I don’t know if it will keep running or produce results but also don’t know how to stop it to resubmit another job.
I am using cryosparc v3.2.0+210511

ClaudiaKielkopf · July 5, 2021, 11:03am

Hej there,

yes, I’ve also seen this before on the HPC cluster we use, no idea what’s causing this… My jobs usually finish despite this weird behaviour. Did yours too in the end? It made be a bit more cautious about instantly cloning or clearing failed jobs.

Cheers,
Claudia

apunjani · July 5, 2021, 3:15pm

Hi @ClaudiaKielkopf, @lizellelubbe,

The heartbeat system in cryoSPARC is what we use to monitor running jobs - the jobs send a hearbeat every 30 seconds by default and if the master process doesn’t get the heartbeat, it marks the job as failed (typically this happens because a compute node goes down or the process fails for an unknown reason).
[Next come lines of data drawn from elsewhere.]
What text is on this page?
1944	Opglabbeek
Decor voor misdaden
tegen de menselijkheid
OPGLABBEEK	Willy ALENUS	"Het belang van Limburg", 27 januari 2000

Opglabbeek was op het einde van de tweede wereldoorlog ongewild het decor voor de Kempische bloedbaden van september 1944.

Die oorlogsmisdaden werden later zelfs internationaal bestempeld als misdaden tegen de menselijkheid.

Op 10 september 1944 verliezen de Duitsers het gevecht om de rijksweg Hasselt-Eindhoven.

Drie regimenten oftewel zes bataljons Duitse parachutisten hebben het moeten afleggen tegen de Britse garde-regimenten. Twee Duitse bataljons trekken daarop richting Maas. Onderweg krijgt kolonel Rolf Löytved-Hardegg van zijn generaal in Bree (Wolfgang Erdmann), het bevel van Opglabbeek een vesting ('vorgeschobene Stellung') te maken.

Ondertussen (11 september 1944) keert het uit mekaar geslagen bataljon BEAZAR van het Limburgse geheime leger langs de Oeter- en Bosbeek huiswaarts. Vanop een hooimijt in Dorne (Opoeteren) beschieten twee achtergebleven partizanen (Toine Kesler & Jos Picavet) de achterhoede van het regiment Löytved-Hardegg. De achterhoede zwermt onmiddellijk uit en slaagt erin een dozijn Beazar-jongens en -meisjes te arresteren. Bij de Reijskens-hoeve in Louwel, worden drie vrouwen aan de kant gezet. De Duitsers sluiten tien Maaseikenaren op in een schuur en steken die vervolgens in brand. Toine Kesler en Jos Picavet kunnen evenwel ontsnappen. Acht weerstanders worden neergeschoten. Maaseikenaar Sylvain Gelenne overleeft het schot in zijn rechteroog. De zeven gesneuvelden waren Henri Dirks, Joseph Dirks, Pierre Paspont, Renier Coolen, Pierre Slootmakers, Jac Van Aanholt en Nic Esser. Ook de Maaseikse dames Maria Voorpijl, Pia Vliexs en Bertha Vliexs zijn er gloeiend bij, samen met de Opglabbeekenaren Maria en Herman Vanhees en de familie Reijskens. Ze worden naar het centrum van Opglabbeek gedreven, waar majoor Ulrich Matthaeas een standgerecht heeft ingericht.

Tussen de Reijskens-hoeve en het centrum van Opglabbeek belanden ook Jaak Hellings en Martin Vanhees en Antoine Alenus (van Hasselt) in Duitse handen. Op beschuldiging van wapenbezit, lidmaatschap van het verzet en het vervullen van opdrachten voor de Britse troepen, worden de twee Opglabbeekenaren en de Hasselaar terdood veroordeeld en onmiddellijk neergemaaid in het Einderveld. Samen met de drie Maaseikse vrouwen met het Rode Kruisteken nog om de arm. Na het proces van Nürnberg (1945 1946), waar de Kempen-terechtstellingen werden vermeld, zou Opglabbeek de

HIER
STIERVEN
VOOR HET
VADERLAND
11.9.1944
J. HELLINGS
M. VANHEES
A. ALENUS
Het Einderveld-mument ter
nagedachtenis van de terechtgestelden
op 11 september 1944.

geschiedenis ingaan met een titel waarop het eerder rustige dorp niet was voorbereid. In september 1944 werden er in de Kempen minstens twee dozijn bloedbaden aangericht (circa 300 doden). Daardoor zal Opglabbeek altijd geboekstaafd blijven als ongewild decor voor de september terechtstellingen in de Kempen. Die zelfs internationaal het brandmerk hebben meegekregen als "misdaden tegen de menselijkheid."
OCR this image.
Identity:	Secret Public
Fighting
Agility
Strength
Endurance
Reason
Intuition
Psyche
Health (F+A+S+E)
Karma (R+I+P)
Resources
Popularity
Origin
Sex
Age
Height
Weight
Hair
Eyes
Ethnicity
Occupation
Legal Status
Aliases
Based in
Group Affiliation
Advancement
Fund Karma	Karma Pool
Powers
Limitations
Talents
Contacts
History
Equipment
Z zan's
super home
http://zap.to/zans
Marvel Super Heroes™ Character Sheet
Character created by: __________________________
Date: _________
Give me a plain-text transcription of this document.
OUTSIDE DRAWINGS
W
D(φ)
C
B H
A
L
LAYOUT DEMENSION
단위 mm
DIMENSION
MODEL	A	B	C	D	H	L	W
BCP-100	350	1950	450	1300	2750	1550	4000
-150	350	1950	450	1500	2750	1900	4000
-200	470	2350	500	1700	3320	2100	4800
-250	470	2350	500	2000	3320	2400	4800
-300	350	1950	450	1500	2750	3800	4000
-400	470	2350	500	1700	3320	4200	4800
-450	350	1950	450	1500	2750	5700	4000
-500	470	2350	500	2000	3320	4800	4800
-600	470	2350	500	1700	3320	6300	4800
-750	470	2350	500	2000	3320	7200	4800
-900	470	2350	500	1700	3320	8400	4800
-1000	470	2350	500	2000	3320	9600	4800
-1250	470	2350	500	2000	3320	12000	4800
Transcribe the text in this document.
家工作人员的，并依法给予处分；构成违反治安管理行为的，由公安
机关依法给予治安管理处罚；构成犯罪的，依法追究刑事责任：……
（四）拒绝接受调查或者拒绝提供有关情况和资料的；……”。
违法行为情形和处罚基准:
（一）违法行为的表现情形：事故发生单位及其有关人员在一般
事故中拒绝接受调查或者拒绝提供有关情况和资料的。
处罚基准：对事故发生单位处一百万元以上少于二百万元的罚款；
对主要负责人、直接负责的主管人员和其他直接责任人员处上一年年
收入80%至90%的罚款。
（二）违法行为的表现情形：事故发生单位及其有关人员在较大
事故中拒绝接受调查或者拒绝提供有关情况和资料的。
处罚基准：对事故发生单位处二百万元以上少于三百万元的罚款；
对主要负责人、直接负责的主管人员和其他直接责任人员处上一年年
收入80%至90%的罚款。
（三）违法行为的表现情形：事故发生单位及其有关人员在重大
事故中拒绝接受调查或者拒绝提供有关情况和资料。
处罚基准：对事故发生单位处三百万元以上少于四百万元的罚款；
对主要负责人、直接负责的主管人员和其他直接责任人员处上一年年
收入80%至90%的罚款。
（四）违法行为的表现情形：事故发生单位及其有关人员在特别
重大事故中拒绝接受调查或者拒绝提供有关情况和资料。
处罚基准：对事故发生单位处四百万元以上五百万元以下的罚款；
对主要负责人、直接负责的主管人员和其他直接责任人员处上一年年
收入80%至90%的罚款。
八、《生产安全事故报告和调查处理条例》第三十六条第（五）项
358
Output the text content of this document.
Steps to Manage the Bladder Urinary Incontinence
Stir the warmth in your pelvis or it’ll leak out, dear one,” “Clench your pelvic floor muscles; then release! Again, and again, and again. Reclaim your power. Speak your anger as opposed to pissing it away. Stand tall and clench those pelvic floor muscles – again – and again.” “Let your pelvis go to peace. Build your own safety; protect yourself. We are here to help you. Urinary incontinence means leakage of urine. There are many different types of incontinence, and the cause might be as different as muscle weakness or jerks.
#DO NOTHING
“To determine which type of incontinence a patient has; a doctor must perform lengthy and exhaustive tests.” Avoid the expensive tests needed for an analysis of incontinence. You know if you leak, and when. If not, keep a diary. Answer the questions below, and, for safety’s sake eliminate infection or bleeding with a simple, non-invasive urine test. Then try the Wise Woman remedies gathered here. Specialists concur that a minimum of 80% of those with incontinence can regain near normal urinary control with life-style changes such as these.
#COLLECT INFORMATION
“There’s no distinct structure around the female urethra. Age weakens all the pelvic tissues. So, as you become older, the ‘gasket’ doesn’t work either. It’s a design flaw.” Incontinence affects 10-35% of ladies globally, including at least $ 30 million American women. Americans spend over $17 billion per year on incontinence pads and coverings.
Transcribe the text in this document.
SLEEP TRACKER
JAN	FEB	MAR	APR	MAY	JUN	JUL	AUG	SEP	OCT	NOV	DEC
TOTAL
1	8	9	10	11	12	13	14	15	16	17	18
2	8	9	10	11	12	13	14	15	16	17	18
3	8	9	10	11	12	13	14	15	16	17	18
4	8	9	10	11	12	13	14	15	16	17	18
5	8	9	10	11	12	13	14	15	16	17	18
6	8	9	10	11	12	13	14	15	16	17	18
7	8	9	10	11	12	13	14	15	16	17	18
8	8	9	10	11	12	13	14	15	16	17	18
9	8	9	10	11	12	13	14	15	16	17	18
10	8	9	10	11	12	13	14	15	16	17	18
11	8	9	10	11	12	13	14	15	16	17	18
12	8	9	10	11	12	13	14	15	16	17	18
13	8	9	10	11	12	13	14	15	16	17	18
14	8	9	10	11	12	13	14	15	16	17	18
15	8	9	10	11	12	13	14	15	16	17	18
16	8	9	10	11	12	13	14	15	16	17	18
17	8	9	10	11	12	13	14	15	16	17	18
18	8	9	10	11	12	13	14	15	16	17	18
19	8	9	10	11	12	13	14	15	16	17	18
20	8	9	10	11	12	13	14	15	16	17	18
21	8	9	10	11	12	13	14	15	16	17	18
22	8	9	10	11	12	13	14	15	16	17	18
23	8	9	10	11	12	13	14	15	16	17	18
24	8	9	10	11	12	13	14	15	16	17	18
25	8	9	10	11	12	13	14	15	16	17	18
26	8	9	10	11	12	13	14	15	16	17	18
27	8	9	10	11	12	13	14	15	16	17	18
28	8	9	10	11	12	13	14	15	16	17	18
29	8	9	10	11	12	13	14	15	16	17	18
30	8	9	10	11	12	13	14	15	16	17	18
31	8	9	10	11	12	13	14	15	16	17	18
Sometimes however if the job is still running but fails to send its heartbeat (due to network error, or a stall somewhere in the cluster system etc) and more than 30 seconds elapse, the master will think the job is failed but the job will keep running. This is not a problem, i.e. the job will complete correctly and output results and you can use these for further processing. But it does confuse the master application and the user!
The way to work around this is to increase the heartbeat time. You can do this with the instructions posted here:

lizellelubbe · July 5, 2021, 4:40pm

Hi @ClaudiaKielkopf and @apunjani,
My job finished in the end but I am glad to now understand what happened and how to increase the heartbeat time. Thanks for the replies!